Vivian Greven, Qulla I, 2020, oil and acrylic on canvas, 19 1/2 x 15".

Vivian Greven, Qulla I, 2020, oil and acrylic on canvas, 19 1/2 x 15".


Vivian Greven

Palais Stut-ter-home market-place 1
November 21, 2020–May 30, 2021

“Apple,” the title of Vivian Greven’s latest exhibition, evokes a neat range of associations, from the Tree of Knowledge, to William Tell’s arrow, to the computer brand. If the fifteen paintings here recall ancient Greek statuary in their depictions of smoothly modeled nudes, their finely glazed shapes and electric sheen also suggest the inhabitants of digital nonspace. Existing somewhere between Adonis and avatar, the figures never fully register as flesh. Although Greven is careful to avoid any expressive mark-making, the illusionistic spell is occasionally broken, as in APL (all works 2020) in which an array of Apple logos (minus the trademark bite) dots the canvas, or Ham II, whose elevated vertical represents an arrow through the throat. To heighten the artificiality of the environment, the gallery’s five rooms have been painted different pastels to match the dominant hue of the works on display.
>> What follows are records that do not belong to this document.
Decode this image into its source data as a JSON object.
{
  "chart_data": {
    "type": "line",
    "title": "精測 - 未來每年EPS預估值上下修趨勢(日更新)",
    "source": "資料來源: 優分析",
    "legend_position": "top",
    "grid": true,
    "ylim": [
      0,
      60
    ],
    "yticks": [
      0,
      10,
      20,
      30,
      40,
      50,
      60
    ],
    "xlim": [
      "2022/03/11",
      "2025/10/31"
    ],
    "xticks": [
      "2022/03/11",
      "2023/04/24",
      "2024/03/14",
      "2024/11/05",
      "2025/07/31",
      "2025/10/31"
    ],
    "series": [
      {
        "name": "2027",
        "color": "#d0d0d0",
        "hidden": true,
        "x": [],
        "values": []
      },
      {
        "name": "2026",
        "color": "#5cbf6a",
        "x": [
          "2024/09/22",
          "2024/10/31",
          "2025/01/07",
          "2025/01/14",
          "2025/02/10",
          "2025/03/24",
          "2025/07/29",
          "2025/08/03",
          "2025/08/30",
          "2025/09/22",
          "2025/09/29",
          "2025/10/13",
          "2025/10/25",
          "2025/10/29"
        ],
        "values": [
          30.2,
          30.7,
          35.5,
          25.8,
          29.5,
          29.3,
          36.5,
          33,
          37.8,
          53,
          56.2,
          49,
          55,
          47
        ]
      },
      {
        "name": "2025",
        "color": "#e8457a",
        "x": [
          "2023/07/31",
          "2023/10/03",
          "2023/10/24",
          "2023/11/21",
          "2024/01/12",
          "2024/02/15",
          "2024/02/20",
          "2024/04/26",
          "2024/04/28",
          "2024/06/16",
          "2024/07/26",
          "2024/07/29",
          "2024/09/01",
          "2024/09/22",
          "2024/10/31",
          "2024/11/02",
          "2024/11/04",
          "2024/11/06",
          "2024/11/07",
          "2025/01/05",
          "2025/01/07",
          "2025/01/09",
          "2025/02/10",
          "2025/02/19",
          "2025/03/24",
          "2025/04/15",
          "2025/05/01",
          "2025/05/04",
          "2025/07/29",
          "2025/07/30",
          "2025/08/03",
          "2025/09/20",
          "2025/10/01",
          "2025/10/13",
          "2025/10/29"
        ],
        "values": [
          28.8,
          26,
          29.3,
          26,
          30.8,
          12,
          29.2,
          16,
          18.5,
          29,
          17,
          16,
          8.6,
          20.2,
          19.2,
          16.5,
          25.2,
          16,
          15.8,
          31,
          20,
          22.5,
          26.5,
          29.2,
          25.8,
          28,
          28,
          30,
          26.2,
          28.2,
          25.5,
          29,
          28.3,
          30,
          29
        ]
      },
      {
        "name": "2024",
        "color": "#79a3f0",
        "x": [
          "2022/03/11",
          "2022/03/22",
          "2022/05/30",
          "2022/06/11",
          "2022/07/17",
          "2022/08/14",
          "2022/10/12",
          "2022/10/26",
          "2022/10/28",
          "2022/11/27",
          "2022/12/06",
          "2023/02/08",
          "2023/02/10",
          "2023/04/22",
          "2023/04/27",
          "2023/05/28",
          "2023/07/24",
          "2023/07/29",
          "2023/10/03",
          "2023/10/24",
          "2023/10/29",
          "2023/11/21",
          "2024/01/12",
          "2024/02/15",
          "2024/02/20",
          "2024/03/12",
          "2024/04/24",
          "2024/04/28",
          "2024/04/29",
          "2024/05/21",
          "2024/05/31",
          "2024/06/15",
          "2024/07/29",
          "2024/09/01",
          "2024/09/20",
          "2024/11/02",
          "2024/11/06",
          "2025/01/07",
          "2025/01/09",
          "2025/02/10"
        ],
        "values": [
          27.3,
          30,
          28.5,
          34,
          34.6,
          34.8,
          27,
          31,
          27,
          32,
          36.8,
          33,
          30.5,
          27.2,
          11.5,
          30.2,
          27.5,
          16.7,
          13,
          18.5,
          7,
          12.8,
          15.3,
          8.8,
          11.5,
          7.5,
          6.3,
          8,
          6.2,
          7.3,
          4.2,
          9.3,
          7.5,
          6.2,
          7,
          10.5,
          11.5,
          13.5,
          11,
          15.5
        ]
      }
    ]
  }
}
Despite so much touch and skin, the work does not come across as particularly erotic. The result is balanced; what appears soft and attractive is at the same time cold and considered. The airy figures present themselves not just as an invented reality but also as a willing surface for projections, as they play their part in the daily traffic of gazes. The staged physicality unfolds most pointedly in the “Qulla” series, whose subjects graze their own marmoreal torsos only to find a fleck of white paint at their fingertips, a gesture suspended between erasure and creation.